Mutual funds' bet on Groupon tops $1 billion

Fri Nov 4, 2011 4:58pm EDT

(Reuters) In less than a year, the combined $375 million bet on Groupon Inc by three U.S. mutual fund companies has turned into a $1 billion-plus hit.

Fidelity Investments, T. Rowe Price and American funds owner Capital Group combined to invest $375 million in Groupon in December, only to see the value of that money more than triple after Groupon's stock market debut on Friday.

In December, the companies participated in a Series G round of funding for Groupon. Fidelity and T. Rowe Price each invested $100 million while Capital Group put in $175 million, according to filings with the U.S. Securities and Exchange Commission.

All told, the three companies received a total of 11.87 million shares of Groupon's Series G preferred stock.

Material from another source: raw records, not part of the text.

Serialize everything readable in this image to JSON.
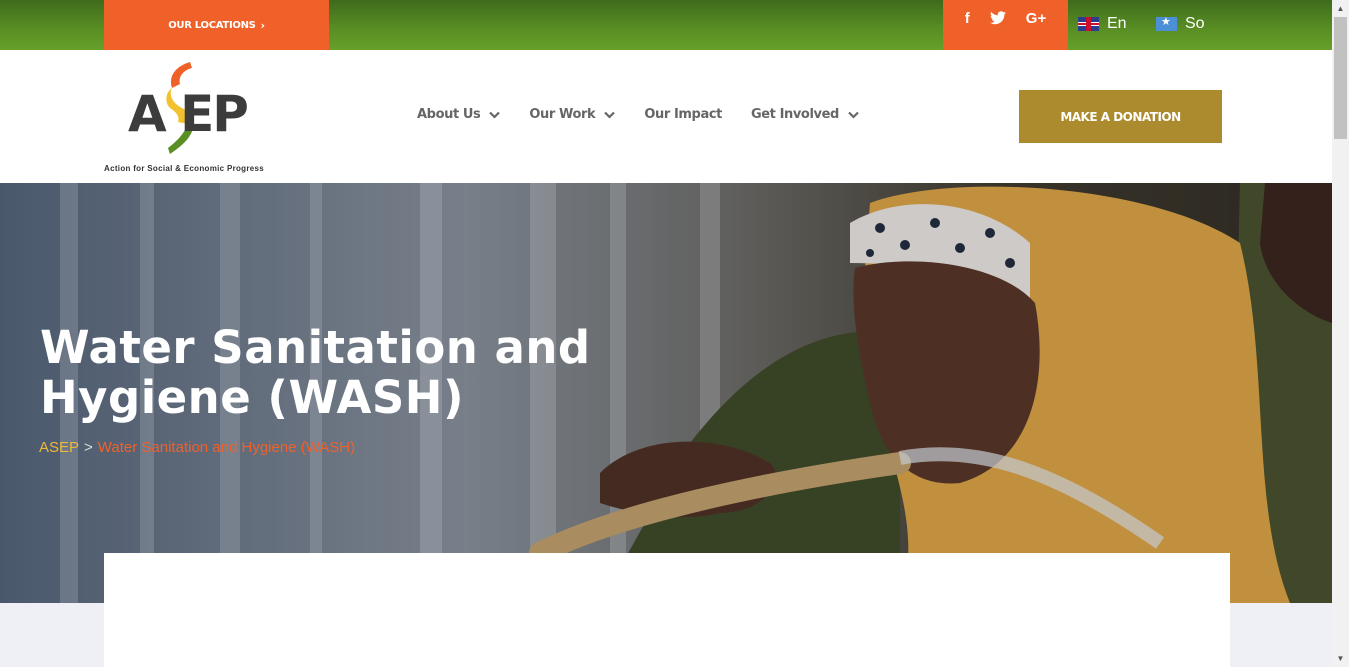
{
  "topbar": {
    "locations_label": "OUR LOCATIONS",
    "locations_chevron": "›",
    "social": {
      "facebook": "f",
      "twitter": "t",
      "googleplus": "G+"
    },
    "languages": [
      {
        "flag": "uk-flag-icon",
        "label": "En"
      },
      {
        "flag": "somalia-flag-icon",
        "label": "So"
      }
    ]
  },
  "logo": {
    "mark": "A EP",
    "tagline": "Action for Social & Economic Progress",
    "colors": {
      "orange": "#f0612a",
      "yellow": "#f2c12e",
      "green": "#5a8f24",
      "dark": "#3c3c3c"
    }
  },
  "nav": {
    "items": [
      {
        "label": "About Us",
        "has_dropdown": true
      },
      {
        "label": "Our Work",
        "has_dropdown": true
      },
      {
        "label": "Our Impact",
        "has_dropdown": false
      },
      {
        "label": "Get Involved",
        "has_dropdown": true
      }
    ],
    "donate_label": "MAKE A DONATION"
  },
  "hero": {
    "title": "Water Sanitation and Hygiene (WASH)",
    "breadcrumb": {
      "home": "ASEP",
      "separator": ">",
      "current": "Water Sanitation and Hygiene (WASH)"
    }
  },
  "colors": {
    "accent_orange": "#f0612a",
    "green": "#5a8f24",
    "gold": "#ac8a2e",
    "breadcrumb_home": "#f0b93a"
  }
}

On the eve of Groupon's initial public offering, each of those shares converted into four shares of the company's Class A common stock, regulatory filings show.

That gave the companies 47.48 million shares in Groupon. That stock was worth $1.24 billion after Groupon's shares on Friday closed at $26.11 in Nasdaq trading.

Boston-based Fidelity, known for its more than $1 trillion in assets under management, sprinkled its Groupon investment among various mutual funds. Its $70 billion-plus Contrafund, for example, held about 17 percent of Fidelity's Series G investment.

Groupon shares on Friday rose as high as $31.14, or 56 percent above the IPO price.